Sunday, January 31, 2010

Good and Evil

The other day, I was trying to make a point to our ten-year old daughter.

Min Zhen Shakya wrote an interesting book called the Seventh World of Chan Buddhism. In this book, she was talking about Jungian psychology and how children, when they do something bad, begin to split off a "shadow self" to take the blame for their bad action. Kids, after all, wish to be the "good kids", even though as children they are often prey to their "bad" impulses. Over time, there is a barrier (or as Gurdjieff might say, "buffer"). When people get older, they are unable to be objective about themselves as they have fallen into a habit of blaming their shadow for their shortcomings, and see themselves as saints. One point of analysis is to allow people to re-integrate with their shadow, a very Taoist sort of view. No wonder the Jungians were into Taoism.
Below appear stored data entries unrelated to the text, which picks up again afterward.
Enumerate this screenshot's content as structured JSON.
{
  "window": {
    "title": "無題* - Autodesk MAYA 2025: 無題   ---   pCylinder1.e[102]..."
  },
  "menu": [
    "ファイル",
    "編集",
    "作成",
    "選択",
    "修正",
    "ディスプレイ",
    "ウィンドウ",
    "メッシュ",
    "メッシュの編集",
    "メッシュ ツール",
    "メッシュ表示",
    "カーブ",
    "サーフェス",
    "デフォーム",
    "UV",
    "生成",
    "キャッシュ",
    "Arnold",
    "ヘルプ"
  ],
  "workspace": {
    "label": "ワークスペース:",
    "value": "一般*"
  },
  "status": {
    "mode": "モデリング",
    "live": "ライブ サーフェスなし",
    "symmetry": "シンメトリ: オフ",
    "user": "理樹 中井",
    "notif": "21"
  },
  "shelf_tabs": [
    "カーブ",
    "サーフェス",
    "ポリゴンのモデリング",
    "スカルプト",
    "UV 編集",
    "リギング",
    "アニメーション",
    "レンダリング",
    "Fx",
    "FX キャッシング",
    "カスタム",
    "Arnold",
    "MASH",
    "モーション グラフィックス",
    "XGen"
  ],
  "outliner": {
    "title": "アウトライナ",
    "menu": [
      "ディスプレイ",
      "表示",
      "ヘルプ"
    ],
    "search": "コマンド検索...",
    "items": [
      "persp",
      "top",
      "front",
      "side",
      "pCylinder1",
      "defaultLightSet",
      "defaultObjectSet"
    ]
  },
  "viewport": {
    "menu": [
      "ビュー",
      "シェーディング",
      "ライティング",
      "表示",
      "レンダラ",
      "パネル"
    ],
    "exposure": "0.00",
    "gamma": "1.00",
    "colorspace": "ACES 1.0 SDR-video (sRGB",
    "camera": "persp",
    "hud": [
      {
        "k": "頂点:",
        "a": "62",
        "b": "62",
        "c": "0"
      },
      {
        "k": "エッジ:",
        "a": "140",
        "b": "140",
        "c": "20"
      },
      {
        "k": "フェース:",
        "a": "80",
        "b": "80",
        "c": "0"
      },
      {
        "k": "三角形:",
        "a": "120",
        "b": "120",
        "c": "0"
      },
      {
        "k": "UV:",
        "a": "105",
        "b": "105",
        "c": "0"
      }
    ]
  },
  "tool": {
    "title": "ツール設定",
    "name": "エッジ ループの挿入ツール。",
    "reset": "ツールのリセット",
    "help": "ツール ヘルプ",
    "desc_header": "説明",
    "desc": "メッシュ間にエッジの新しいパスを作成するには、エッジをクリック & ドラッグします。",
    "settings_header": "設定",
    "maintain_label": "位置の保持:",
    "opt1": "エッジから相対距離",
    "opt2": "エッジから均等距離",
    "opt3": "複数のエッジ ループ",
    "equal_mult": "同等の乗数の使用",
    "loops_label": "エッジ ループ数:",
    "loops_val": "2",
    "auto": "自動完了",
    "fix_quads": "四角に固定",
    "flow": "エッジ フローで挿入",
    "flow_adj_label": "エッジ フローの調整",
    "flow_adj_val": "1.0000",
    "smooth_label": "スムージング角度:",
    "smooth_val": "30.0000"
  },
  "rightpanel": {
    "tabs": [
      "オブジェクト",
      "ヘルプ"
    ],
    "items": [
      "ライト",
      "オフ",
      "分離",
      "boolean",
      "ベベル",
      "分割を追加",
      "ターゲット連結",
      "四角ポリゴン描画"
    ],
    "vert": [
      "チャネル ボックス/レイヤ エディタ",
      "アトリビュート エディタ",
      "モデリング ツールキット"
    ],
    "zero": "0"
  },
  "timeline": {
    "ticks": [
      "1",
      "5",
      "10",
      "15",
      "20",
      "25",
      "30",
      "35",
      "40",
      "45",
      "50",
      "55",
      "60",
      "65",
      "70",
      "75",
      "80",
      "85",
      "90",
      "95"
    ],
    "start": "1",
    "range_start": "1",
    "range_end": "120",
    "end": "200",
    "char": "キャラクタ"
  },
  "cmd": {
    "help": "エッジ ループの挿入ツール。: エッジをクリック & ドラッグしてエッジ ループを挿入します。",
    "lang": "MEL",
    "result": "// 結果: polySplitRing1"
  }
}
I learned this the hard way, through intensive, Gurdjieff-style exercises. Needless to say, I want to minimize, if possible, this shadow in our children. So I was explaining that just because some one does something bad doesn't mean they are bad.
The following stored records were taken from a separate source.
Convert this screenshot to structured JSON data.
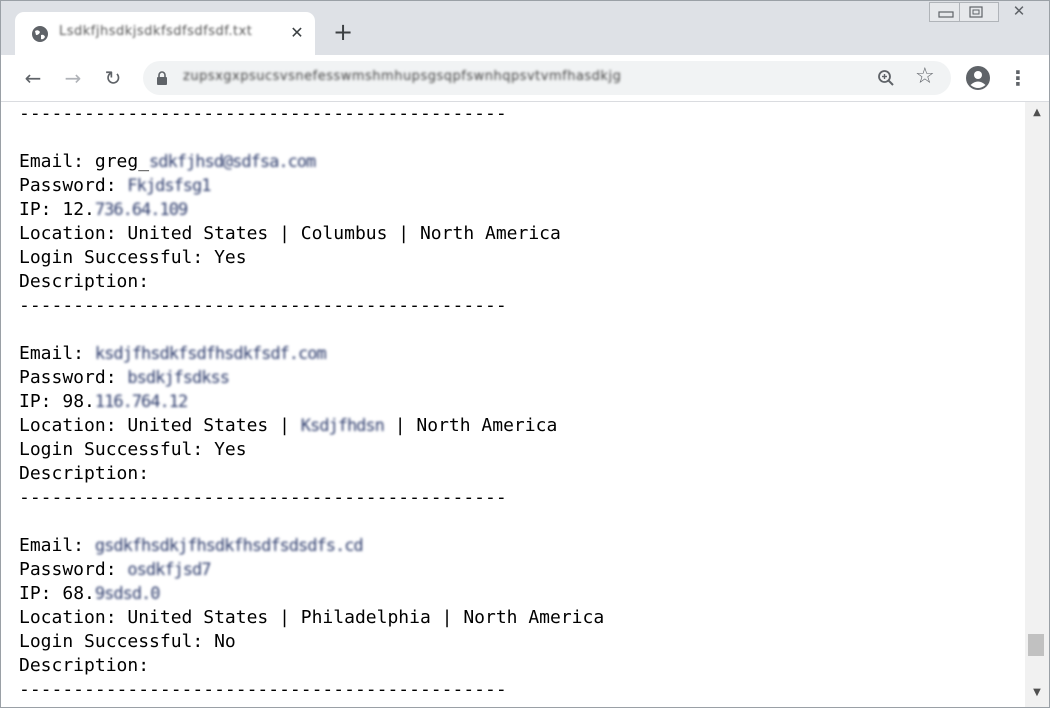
{
  "tab": {
    "title": "Lsdkfjhsdkjsdkfsdfsdfsdf.txt"
  },
  "toolbar": {
    "url": "zupsxgxpsucsvsnefesswmshmhupsgsqpfswnhqpsvtvmfhasdkjg"
  },
  "icons": {
    "back": "←",
    "forward": "→",
    "reload": "↻",
    "new_tab": "+",
    "close_tab": "✕",
    "zoom": "zoom-icon",
    "star": "☆",
    "profile": "profile-icon",
    "menu": "⋮",
    "minimize": "▭",
    "restore": "⧉",
    "close_window": "✕"
  },
  "content": {
    "separator": "---------------------------------------------",
    "entries": [
      {
        "email_label": "Email: ",
        "email_visible": "greg_",
        "email_redacted": "sdkfjhsd@sdfsa.com",
        "password_label": "Password: ",
        "password_redacted": "Fkjdsfsg1",
        "ip_label": "IP: ",
        "ip_visible": "12.",
        "ip_redacted": "736.64.109",
        "location": "Location: United States | Columbus | North America",
        "login": "Login Successful: Yes",
        "description": "Description:"
      },
      {
        "email_label": "Email: ",
        "email_visible": "",
        "email_redacted": "ksdjfhsdkfsdfhsdkfsdf.com",
        "password_label": "Password: ",
        "password_redacted": "bsdkjfsdkss",
        "ip_label": "IP: ",
        "ip_visible": "98.",
        "ip_redacted": "116.764.12",
        "location_prefix": "Location: United States | ",
        "location_redacted": "Ksdjfhdsn",
        "location_suffix": " | North America",
        "login": "Login Successful: Yes",
        "description": "Description:"
      },
      {
        "email_label": "Email: ",
        "email_visible": "",
        "email_redacted": "gsdkfhsdkjfhsdkfhsdfsdsdfs.cd",
        "password_label": "Password: ",
        "password_redacted": "osdkfjsd7",
        "ip_label": "IP: ",
        "ip_visible": "68.",
        "ip_redacted": "9sdsd.0",
        "location": "Location: United States | Philadelphia | North America",
        "login": "Login Successful: No",
        "description": "Description:"
      }
    ]
  }
}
In fact, this cannot be the case. If people were inherently bad, no good would be possible. If inherently good, no bad would be possible. Yet good people are bad, bad are good, some criminals become saints, and saints become sinners.

The best explanation I came up with is that good and bad can only apply to actions. What we are, we simply are. Thoughts, feelings, emotions, etc. all arise and pass. There is nothing good or bad about these things, just like there is nothing good or bad about the rain, trees, or beetles. In all reality, there is nothing really good or bad about actions as well, but I didn't want to burden her young mind with such a shock at this age.
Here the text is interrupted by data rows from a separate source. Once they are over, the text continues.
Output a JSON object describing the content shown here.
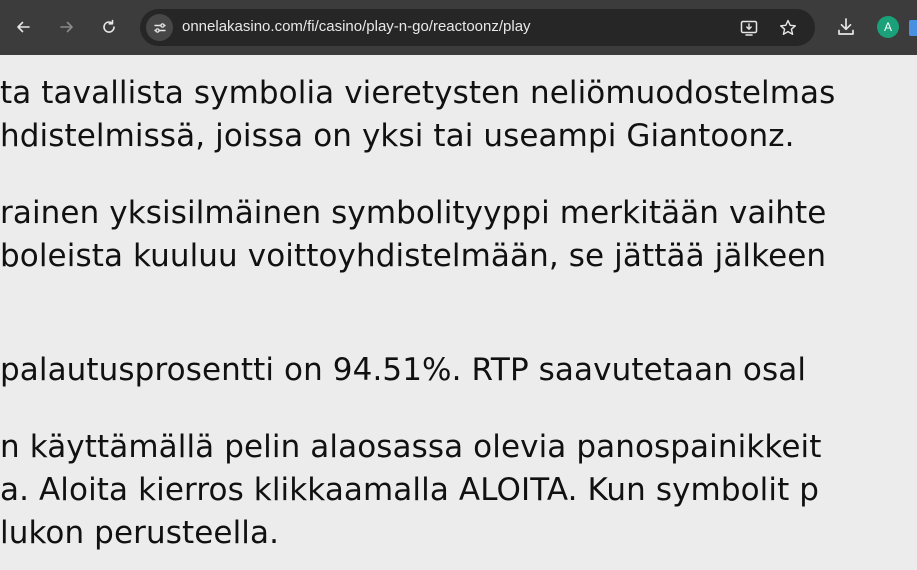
{
  "browser": {
    "url": "onnelakasino.com/fi/casino/play-n-go/reactoonz/play",
    "profile_initial": "A",
    "icons": {
      "back": "arrow-left-icon",
      "forward": "arrow-right-icon",
      "reload": "reload-icon",
      "site_info": "tune-icon",
      "install": "install-app-icon",
      "bookmark": "star-icon",
      "download": "download-icon"
    },
    "colors": {
      "toolbar": "#3c3c3c",
      "omnibox": "#262626",
      "avatar": "#1aa179"
    }
  },
  "page": {
    "lines": [
      "ta tavallista symbolia vieretysten neliömuodostelmas",
      "hdistelmissä, joissa on yksi tai useampi Giantoonz.",
      "rainen yksisilmäinen symbolityyppi merkitään vaihte",
      "boleista kuuluu voittoyhdistelmään, se jättää jälkeen",
      "palautusprosentti on 94.51%. RTP saavutetaan osal",
      "n käyttämällä pelin alaosassa olevia panospainikkeit",
      "a. Aloita kierros klikkaamalla ALOITA. Kun symbolit p",
      "lukon perusteella."
    ]
  }
}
There is a Zen saying that says when we act with compassion, it is said the Buddha comes into the world. When we act from hate or anger, it is said the Buddha leaves the world. Very succinct, very true.

Xin Xin Ming and Classical Chinese

The other day, I came along this great poem, the Xing Xing Ming, attributed to the Third Patriarch.

http://www.sacred-texts.com/bud/zen/fm/fm.htm

Reading the different versions of the poem, I notice that a lot is lost in translation. Let's just start with the title. It has been translated as: Trust Mind Inscription, Inscription on Trust in the Mind, Inscribed On the Believing Mind, On Believing in Mind, On Faith in Mind, Trust in the Heart.

This is already a bad sign. Lucky for me, I live in an age of the internet. I can therefore command more translating power than the Son of Heaven in old China, despite the fact I don't know a lick of Chinese.

Now the title is: 信心銘

The first character, 信, is xin. It is actually made of two characters: a man to the left, and on the right the character for speech. It generally means trust, as in you believe the person who is talking.

The second, 心, is xin, heart. Now xin is a tricky word in Chinese. It can mean the whole mental apparatus, including thoughts and feelings that evidently the ancient Chinese did not distinguish as much as we in the West. Another is consciousness, or citta in Sankrit. Another is heart, essence, or core. When some one says mind, it leaves out the heart and core. When one says heart, I think of emotions, or a sort of cliched sincerity. But this word is so much bigger. In ancient Chinese, the character for love is xin dancing. The character for hate is the xin covered. This is a very big concept.

The third is 銘, which is means an inscription. Again, looking at the characters, you have a character for engrave, and also the same character ming in the Tao Te Ching that stands for the name that cannot be named.

So I might translate this as: Believing in the Heart-Mind Inscription. But even this doesn't capture the dynamic nature of the Chinese characters.

Zen and Dao

If we trace Buddhism back to its historical, Theravadan roots, we find that it is a practice of investigation. Buddhism is a practice that teaches one to analyze the world. The mind is settled and honed to a sharp edge, and then it penetrates through our experiences of reality to find the truth hidden at the core.

When Buddhism left India to China, it found a different culture. In India, there was a tradition of begging holy men, who could live in the forest and meditate all day, and then beg for alms. In China, no such structure was in place. Monks, like everyone else, had to work.

China was also the ancestor of Taoism. Taoism is a tradition of unification. Its inner workings are an alchemy, a uniting of seemingly diverse elements into a whole. Taoist writings describe creation as a series of steps that involve splitting off into many parts. From the great Ancestor, the Tao itself, arose yin and yang, the five elements, and eventually, the 10,000 things of the world. To reach the Tao, then, one simply reverses this process.

When the analytical Buddhism met the harmonizing Taoism, there was a new practice called Chan or Zen. Zen has a different flavor from both Taoism and Buddhism, yet it is intimately related to both.